SAN FRANCISCO--A federal appeals court spent an hour on Thursday wrestling with America's next big gun rights question: Does the Second Amendment prevent states from enacting anti-gun laws?

An 11-judge panel of the U.S. Ninth Circuit Court of Appeals peppered attorneys for both sides with far-ranging questions about the history of the California constitution, if local governments would be able to ban the private ownership of handguns, and whether this case would be better decided by the U.S. Supreme Court.

Deciding the Second Amendment applies only to the federal government would create an "apartheid of civil rights" where gun rights vary by state, said Don Kilmer, an San Jose, Calif. attorney who filed the suit against the San Francisco-area county of Alameda.
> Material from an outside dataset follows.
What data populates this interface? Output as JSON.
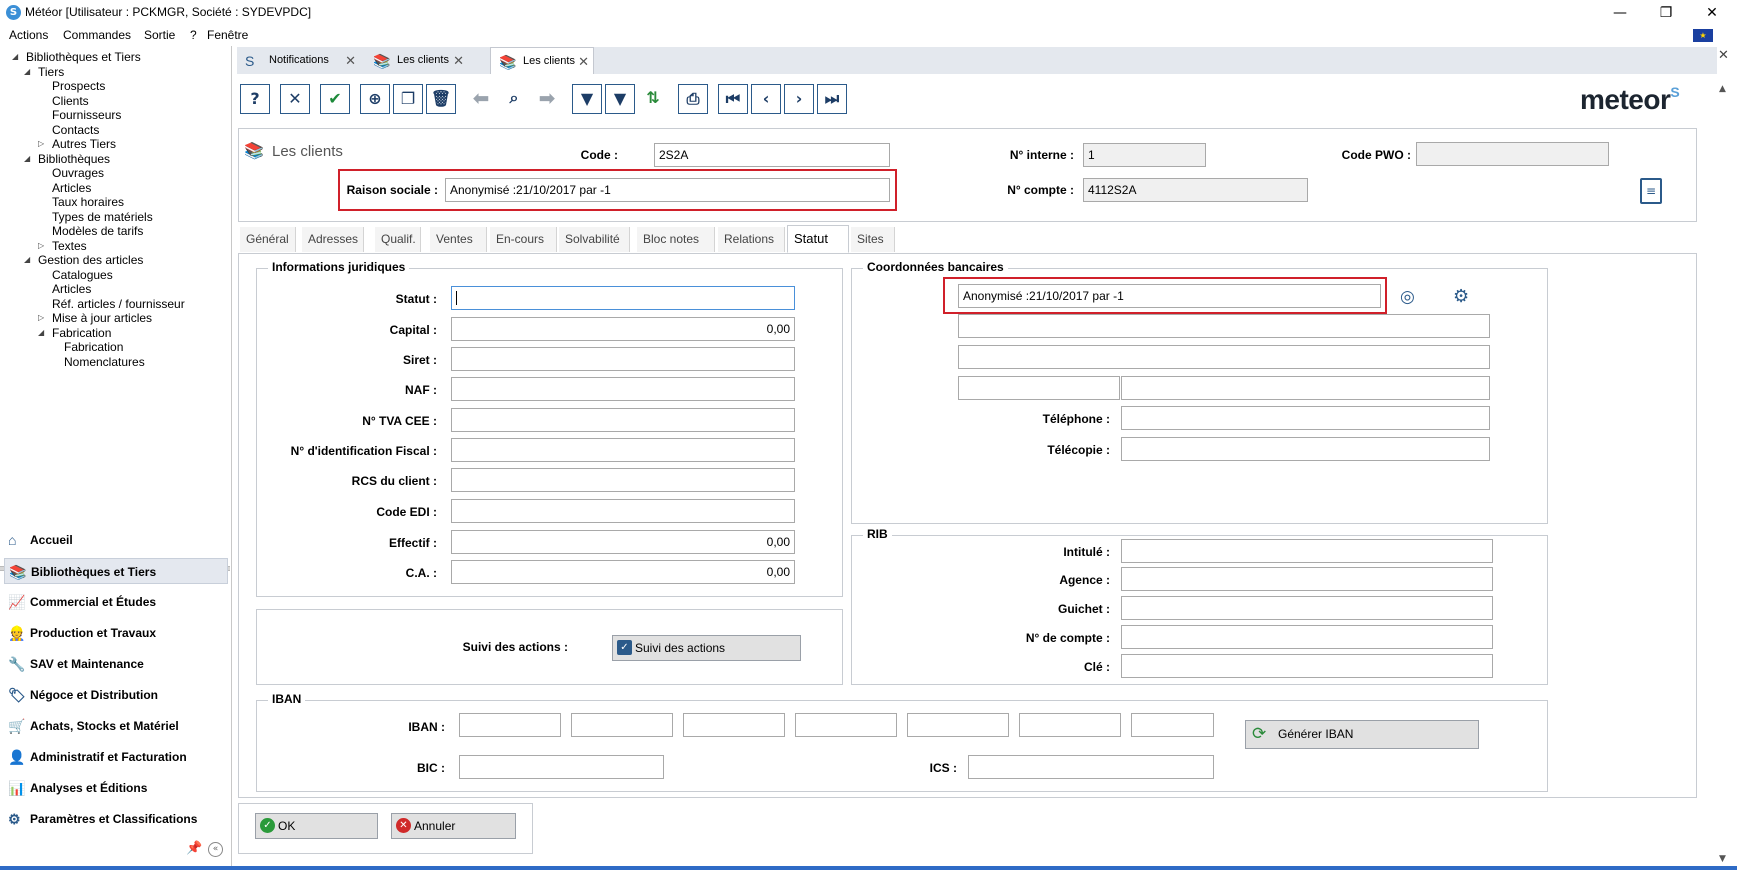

California is one of only about five states lacking protection in its state constitution for the right to keep and bear arms.

At one level, the topic at hand is relatively narrow: whether Russ and Sallie Nordyke can continue to hold their gun show at the Alameda County Fairgrounds in the face of an ordinance making it a crime to bring "a firearm, loaded or unloaded, or ammunition for a firearm" onto county property. But the case's ultimate impact could be much more broad, especially if the Ninth Circuit agrees with Kilmer that the Second Amendment must invalidate state anti-gun laws that go too far.

Alex Kozinski, the circuit's chief judge, sharply questioned an Alameda County attorney about her defense of the ordinance as being constitutional because fairgrounds were "sensitive places" where firearms could be prohibited.

What's so sensitive about this big arena?" Kozinski asked. Just because it's owned by the government, he wondered, does that mean that "every beach, every forest" and "every corner of Yosemite" could be deemed to be off-limits to firearms carried by otherwise law-abiding citizens?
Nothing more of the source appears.